I nudged her back. “I believe that.” I stood up. “Want to head back to town?”
“Sure. But we’re walking, FYI, because I think my legs might revolt if I try for anything faster.”
“No problem,” I replied with a laugh.
Before we headed toward the street, I turned around to look at the blue house once more. There was something almost foreboding about it, even in its cheerful beauty. It sat up there like some kind of fortress or castle, lording its immense presence over the rest of the quaint town.
“Gorgeous, isn’t it?” Olive said, glancing over her shoulder as we strolled downhill. “You should see the inside.”
“You’ve been inside?” I said. “Who lives there?”
Her eyebrows came together, and she looked at me as if I’d just asked her how to spell
the
. “That’s Tristan and Krista’s house. Their mom’s the mayor.”
I stopped in my tracks and stared at her, feeling like someone had just yanked the asphalt out from under me.
“Wait. Tristan lives
there
? I thought he lived in the house across the street from me,” I said.
“Um, no,” she said. “The prince of Juniper Landing lives up here in the castle with the princess and the queen, just as it should be,” she said, lifting her nose in the air comically. “Not that they act like a prince and princess. They’re just sort of treated that way.”
“I would have thought that Joaquin was the prince of this place,” I said vaguely.
“Really? I see him as more of a rogue knight,” Olive replied.
I supposed everything was perception, and if she liked Tristan, maybe she perceived him as the leader of the pack. But I had yet to see him order anyone around like Joaquin had with Fisher.
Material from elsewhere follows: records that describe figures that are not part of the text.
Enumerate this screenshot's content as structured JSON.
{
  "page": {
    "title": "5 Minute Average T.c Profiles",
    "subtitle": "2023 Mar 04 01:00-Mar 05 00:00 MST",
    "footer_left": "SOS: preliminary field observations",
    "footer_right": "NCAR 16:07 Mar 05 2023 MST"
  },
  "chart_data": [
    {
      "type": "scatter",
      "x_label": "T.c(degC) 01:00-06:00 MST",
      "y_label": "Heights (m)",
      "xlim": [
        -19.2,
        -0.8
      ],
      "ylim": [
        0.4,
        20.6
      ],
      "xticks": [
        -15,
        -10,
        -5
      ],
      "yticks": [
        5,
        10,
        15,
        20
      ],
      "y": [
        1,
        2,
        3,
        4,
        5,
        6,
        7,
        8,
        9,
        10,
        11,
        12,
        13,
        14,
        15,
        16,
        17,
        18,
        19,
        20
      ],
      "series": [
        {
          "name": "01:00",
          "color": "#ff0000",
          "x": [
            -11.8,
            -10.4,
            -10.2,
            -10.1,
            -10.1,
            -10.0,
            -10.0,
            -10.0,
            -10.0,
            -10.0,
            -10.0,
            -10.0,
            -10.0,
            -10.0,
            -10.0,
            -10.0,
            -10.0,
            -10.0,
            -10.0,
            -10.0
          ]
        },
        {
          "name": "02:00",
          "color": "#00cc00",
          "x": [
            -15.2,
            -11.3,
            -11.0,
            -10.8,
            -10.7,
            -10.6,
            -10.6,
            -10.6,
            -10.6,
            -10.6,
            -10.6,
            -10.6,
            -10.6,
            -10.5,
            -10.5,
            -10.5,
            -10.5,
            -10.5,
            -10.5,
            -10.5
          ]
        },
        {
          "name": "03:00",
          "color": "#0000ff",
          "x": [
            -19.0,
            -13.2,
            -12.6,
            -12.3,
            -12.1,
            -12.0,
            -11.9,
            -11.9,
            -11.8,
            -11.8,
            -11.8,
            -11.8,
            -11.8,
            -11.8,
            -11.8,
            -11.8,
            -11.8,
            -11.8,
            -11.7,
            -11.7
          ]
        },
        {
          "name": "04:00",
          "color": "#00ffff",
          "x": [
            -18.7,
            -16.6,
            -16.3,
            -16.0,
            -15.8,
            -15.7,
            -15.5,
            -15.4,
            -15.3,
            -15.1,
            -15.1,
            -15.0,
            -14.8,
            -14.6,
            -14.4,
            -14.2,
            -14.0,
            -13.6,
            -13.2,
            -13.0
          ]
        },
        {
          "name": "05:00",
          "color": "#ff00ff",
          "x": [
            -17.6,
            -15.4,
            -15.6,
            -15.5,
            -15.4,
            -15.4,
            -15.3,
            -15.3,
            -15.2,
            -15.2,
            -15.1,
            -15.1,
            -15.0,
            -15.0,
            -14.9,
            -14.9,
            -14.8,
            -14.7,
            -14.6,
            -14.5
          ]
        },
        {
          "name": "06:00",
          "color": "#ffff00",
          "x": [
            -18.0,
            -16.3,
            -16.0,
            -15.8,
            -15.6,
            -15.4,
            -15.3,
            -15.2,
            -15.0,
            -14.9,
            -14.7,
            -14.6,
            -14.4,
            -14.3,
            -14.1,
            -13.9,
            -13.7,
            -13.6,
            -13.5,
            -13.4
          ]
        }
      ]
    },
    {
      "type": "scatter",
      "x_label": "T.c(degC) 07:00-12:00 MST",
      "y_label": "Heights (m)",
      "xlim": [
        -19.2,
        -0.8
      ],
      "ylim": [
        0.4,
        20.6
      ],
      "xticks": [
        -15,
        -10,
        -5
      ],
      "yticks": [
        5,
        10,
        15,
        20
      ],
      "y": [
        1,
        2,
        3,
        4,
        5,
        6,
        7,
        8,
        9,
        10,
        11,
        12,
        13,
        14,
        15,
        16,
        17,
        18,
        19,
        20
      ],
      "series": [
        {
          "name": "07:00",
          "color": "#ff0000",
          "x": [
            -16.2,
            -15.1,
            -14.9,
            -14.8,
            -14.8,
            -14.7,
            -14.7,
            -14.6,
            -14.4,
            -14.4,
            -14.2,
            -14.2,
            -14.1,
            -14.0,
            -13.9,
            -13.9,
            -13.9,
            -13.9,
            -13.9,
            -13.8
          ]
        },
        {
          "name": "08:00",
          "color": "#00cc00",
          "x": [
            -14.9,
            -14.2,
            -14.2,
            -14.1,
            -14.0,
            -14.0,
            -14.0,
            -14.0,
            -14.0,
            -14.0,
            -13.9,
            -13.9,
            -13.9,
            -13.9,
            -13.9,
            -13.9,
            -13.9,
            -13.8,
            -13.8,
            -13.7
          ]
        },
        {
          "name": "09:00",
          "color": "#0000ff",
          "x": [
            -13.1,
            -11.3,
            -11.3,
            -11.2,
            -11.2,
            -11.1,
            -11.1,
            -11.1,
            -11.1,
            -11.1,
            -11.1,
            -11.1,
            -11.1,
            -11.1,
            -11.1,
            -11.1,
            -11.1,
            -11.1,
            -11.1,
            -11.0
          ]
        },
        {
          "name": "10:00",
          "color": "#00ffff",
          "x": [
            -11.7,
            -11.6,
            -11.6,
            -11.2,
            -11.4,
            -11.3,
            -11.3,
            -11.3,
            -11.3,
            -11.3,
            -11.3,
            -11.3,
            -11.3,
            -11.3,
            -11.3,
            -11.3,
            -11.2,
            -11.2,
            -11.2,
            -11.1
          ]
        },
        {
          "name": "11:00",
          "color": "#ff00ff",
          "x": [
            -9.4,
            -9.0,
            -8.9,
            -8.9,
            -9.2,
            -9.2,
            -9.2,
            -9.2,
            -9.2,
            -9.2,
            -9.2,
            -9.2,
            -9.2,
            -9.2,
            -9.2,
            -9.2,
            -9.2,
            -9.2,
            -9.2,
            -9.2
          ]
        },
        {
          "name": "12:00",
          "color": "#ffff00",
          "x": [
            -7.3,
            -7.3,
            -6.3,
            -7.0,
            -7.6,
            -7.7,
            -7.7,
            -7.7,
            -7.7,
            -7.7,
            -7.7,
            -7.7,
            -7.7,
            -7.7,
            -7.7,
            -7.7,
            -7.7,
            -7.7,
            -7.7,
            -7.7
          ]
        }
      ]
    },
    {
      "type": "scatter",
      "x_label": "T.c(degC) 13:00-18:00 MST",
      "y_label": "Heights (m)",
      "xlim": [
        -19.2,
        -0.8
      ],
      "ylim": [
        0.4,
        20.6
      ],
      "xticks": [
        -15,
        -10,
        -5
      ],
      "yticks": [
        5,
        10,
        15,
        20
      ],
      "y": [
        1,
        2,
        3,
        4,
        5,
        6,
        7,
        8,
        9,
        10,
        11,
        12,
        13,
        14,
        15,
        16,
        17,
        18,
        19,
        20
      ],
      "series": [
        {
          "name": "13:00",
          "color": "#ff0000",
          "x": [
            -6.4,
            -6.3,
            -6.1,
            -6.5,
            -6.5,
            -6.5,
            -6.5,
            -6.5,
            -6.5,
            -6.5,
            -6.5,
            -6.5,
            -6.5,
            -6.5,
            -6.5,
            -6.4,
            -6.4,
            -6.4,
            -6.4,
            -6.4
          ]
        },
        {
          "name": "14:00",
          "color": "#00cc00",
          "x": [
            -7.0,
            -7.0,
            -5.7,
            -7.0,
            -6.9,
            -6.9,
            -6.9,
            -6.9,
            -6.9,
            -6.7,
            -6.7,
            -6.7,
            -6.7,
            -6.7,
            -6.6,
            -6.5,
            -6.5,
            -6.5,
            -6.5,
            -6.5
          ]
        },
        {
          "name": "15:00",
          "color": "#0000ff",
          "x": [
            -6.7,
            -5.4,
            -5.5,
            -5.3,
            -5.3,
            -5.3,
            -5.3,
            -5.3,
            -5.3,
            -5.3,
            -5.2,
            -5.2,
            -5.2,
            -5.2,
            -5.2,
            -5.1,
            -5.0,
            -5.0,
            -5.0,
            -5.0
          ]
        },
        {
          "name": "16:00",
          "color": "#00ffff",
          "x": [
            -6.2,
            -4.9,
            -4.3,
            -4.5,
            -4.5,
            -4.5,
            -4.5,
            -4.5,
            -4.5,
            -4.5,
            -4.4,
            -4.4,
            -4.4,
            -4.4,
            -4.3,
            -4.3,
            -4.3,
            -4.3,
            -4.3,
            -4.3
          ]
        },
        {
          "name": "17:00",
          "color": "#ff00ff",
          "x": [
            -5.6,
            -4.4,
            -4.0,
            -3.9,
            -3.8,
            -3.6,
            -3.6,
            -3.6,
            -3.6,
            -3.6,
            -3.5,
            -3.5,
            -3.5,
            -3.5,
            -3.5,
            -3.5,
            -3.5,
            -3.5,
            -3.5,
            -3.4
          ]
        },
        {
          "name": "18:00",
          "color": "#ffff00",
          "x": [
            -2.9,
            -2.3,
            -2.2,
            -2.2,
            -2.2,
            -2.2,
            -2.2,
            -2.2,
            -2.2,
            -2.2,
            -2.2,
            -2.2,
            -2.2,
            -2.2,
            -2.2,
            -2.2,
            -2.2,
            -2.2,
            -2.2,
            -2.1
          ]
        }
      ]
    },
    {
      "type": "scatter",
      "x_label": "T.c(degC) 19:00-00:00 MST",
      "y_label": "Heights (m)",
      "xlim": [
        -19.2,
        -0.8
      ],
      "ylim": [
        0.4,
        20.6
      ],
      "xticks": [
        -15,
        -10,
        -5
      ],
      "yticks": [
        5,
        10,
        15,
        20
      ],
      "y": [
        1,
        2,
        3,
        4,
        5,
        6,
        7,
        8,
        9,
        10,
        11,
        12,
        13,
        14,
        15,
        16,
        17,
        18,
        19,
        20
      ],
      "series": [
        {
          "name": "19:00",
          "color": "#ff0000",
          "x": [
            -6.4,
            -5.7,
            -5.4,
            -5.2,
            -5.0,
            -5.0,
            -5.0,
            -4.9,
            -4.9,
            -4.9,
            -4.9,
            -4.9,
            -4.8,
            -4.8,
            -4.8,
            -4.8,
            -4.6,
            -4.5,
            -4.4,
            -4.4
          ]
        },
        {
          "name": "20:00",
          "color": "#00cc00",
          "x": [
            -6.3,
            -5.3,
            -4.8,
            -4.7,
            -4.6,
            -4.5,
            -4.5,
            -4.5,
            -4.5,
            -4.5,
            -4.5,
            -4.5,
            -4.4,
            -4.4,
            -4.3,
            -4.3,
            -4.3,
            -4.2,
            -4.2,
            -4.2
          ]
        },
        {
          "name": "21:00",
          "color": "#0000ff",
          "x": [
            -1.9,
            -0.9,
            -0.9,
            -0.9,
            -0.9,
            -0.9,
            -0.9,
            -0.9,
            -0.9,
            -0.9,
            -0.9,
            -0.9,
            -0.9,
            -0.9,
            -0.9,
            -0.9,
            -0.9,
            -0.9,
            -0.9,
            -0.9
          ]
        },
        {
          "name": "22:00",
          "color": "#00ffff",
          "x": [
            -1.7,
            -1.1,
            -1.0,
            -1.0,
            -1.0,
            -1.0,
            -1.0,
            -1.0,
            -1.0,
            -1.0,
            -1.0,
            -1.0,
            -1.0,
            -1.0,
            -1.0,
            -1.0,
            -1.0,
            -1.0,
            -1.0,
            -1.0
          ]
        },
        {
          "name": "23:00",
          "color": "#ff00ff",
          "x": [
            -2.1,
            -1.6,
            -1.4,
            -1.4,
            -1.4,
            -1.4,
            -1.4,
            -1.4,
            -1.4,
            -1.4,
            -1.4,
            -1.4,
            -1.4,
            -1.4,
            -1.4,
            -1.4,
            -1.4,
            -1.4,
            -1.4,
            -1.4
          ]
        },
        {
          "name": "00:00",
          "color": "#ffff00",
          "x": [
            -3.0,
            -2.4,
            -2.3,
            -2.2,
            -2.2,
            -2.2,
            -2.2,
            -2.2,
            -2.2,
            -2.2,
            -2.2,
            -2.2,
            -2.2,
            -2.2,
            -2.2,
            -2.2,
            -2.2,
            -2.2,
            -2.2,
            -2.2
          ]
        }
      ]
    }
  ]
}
Tristan seemed more refined. More modest. More comfortable in the shadows.
More like me.
“Interesting,” I said, mostly to say something.
I turned and narrowed my eyes at the house, and my heart caught in my throat. Someone was standing on the porch, shaded by the wide overhang, staring down at me.
“Oh my god,” I said, angling myself away from the lurker and talking through clenched teeth. I grabbed Olive’s arm. “Someone up there is watching us.”
Olive followed my gaze. “Where?” she said, her brows furrowing in confusion.
“Right there.” Emboldened by her blatant move, I turned back around as well, but then froze. The porch was deserted. Whoever had been there, watching us, had vanished.